DNA甲基化调控植物组织培养过程的分子机制研究进展

国颖(), 杨港归(), 吴雨涵, 何杰, 何玉洁, 廖浩然, 薛良交()

林木遗传育种全国重点实验室,南方现代林业协同创新中心,江苏省杨树种质创新与品种改良重点实验室, 南京林业大学林草学院,江苏南京 210037

收稿日期:2023-02-18 修回日期:2023-06-21 出版日期:2023-11-30 发布日期:2023-11-23
通讯作者: *薛良交(lxue@njfu.edu.cn),教授。
基金资助:
国家自然科学基金项目(32171826);江苏省自然科学基金项目(BK20220411)

Recent advances in molecular regulatory mechanisms of DNA methylation in plant tissue culture

GUO Ying(), YANG Ganggui(), WU Yuhan, HE Jie, HE Yujie, LIAO Haoran, XUE Liangjiao()

State Key Laboratory of Tree Genetics and Breeding, Co-Innovation Center for Sustainable Forestry in Southern China, Jiangsu Key Laboratory for Poplar Germplasm Enhancement and Variety Improvement, College of Forestry and Grassland, Nanjing Forestry University, Nanjing 210037, China

Received:2023-02-18 Revised:2023-06-21 Online:2023-11-30 Published:2023-11-23

摘要/Abstract

摘要：

植物细胞具有全能性,创伤和外源激素能够诱导已分化细胞的重编程来再生新的植株,发展的植物组织培养技术已广泛应用于植物快速繁殖、种质保存和性状改良等多个方面。
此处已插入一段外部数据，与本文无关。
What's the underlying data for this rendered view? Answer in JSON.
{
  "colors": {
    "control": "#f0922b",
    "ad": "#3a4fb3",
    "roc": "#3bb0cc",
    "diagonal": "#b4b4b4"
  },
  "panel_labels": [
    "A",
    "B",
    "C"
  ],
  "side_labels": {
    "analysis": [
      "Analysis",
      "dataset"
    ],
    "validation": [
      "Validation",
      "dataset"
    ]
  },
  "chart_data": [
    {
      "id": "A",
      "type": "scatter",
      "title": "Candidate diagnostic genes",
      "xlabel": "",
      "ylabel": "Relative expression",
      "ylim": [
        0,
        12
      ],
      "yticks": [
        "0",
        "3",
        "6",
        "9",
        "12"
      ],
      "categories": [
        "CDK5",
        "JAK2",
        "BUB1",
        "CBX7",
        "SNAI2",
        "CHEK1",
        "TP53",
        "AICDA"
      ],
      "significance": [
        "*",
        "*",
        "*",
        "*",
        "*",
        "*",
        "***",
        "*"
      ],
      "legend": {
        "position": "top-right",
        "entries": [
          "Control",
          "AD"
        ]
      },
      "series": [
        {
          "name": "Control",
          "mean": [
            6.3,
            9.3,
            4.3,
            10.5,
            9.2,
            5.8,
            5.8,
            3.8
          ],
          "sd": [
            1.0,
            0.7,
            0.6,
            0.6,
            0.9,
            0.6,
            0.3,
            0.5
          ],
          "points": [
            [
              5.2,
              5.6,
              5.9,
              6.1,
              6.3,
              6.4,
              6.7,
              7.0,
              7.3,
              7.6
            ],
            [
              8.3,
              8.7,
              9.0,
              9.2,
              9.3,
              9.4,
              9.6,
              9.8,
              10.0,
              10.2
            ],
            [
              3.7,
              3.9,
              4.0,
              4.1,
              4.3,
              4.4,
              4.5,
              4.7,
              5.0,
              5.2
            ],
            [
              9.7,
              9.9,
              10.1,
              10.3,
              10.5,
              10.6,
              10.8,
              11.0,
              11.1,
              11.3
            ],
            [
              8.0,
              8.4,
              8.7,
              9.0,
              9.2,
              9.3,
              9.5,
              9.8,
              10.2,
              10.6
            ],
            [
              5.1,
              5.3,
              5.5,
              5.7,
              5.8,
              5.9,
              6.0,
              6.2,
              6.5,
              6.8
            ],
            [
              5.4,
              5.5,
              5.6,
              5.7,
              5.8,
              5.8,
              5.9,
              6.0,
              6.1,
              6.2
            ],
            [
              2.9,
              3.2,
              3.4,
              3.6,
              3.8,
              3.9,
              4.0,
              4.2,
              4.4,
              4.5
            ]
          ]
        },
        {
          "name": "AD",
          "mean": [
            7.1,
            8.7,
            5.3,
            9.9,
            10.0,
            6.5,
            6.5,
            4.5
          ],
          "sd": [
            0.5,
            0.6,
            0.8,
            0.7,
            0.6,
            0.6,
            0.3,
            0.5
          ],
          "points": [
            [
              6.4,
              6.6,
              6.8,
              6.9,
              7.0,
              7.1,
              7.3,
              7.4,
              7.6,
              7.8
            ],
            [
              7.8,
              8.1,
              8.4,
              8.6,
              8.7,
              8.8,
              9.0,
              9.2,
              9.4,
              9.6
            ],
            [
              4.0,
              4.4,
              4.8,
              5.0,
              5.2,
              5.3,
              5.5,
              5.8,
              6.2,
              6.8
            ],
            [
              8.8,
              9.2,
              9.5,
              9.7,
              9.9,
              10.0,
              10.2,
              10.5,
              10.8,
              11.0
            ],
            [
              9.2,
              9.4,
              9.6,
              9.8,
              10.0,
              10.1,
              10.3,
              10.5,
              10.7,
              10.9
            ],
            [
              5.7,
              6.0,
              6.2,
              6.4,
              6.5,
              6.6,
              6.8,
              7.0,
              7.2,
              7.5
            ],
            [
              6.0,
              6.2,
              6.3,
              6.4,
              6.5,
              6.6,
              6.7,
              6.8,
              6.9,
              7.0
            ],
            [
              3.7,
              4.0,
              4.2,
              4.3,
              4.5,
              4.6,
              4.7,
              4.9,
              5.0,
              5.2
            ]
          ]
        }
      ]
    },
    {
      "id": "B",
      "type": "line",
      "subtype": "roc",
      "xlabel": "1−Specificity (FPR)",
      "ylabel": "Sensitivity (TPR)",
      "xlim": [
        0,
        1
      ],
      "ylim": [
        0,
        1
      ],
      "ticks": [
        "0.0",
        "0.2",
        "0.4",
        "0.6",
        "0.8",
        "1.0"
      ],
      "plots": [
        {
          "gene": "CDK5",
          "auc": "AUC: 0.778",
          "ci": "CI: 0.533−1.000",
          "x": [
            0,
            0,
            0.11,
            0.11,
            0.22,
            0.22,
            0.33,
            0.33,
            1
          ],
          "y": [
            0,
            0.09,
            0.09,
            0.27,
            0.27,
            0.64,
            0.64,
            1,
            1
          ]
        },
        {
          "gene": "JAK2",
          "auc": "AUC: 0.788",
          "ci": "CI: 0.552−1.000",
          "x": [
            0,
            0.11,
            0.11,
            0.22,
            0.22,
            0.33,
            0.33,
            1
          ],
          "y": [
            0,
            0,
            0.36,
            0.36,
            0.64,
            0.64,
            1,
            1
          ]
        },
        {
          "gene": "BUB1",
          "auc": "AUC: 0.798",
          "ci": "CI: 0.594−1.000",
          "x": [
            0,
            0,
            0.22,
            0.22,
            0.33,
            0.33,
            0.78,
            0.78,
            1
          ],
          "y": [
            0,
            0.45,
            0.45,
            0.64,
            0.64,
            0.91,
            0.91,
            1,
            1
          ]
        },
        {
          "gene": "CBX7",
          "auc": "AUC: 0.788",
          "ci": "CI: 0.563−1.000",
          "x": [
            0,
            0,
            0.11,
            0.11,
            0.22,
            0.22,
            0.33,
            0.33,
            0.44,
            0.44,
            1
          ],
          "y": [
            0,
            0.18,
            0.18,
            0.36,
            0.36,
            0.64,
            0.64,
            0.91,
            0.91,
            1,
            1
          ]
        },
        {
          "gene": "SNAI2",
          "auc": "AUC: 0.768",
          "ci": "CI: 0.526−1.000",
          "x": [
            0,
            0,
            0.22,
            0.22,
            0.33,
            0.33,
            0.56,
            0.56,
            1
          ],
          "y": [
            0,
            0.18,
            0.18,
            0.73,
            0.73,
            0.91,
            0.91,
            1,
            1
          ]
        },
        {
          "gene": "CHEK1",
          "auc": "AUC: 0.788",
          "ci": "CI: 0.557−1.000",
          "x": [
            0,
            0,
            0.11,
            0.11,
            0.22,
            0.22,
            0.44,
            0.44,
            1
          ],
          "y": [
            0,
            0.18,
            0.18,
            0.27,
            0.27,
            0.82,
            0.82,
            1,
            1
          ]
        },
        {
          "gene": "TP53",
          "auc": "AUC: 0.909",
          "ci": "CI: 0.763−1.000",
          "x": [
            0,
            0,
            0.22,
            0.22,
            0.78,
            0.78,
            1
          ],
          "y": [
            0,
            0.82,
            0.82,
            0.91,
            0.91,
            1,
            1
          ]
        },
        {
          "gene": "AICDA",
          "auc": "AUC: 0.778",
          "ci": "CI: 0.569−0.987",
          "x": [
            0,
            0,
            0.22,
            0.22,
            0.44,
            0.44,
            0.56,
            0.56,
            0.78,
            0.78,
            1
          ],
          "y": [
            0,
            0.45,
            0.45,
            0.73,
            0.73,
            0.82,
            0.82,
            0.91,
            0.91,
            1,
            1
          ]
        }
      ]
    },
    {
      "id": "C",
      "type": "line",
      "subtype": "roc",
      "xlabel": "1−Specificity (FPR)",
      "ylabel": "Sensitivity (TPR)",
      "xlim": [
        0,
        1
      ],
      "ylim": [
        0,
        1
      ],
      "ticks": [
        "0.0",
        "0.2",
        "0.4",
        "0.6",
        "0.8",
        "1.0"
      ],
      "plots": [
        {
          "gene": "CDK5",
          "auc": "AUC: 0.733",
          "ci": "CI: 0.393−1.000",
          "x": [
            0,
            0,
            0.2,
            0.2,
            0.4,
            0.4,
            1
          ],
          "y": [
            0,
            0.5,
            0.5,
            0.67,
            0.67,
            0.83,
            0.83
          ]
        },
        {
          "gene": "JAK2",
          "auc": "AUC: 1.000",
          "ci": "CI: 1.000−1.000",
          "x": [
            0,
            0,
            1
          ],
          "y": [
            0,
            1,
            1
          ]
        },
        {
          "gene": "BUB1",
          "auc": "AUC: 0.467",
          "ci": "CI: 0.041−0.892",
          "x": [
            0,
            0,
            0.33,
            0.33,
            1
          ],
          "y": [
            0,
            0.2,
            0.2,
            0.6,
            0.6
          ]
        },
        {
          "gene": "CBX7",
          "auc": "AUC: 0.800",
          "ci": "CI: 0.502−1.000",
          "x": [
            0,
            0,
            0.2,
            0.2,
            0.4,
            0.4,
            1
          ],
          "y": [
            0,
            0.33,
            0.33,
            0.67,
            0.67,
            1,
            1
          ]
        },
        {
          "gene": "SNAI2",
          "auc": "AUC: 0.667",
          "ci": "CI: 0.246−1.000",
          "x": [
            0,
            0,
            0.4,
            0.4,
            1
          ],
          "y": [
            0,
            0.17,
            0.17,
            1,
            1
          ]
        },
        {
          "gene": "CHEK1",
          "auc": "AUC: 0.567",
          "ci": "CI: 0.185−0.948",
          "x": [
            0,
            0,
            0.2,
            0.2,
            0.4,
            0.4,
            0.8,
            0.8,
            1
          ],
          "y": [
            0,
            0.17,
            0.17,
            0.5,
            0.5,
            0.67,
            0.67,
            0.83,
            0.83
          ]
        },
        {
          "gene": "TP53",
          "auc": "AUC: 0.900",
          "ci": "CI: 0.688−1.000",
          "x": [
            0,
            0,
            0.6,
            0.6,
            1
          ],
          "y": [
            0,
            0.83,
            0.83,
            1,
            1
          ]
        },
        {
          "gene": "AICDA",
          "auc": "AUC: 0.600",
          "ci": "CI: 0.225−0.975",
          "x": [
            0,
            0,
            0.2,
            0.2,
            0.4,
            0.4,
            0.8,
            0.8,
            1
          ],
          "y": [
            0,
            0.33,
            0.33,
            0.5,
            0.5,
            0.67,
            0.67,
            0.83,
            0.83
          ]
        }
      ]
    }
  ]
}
然而,对植物组织培养过程中细胞如何保持分化状态和发育可塑性的分子调控机制仍知之甚少,尤其是在表观遗传学水平上。DNA甲基化是一种进化上保守的表观遗传修饰,能够复杂地协调植物细胞全能性建立和影响其命运转变。在此,以组织培养过程中的愈伤组织形成、体细胞胚发生为切入点,总结了DNA甲基化参与植物再生过程的最新进展。首先,分析了不同植物再生过程中全基因组DNA甲基化变化模式,认为外植体类型和再生阶段均会对DNA甲基化水平产生影响;其次,重点研究了甲基化转移酶(MET1)等在植物再生过程中的作用,以及DNA甲基化调控再生基因表达的分子机制,包括BBM(baby boom),WOX(wuschel-related homeobox),WIN(wound induced dedifferentiation)等基因,最后,讨论了DNA甲基化在植物再生领域的未来研究方向,指出组织培养与基因工程的结合将为农作物和经济、用材林木的高效繁殖和精准培育提供机遇。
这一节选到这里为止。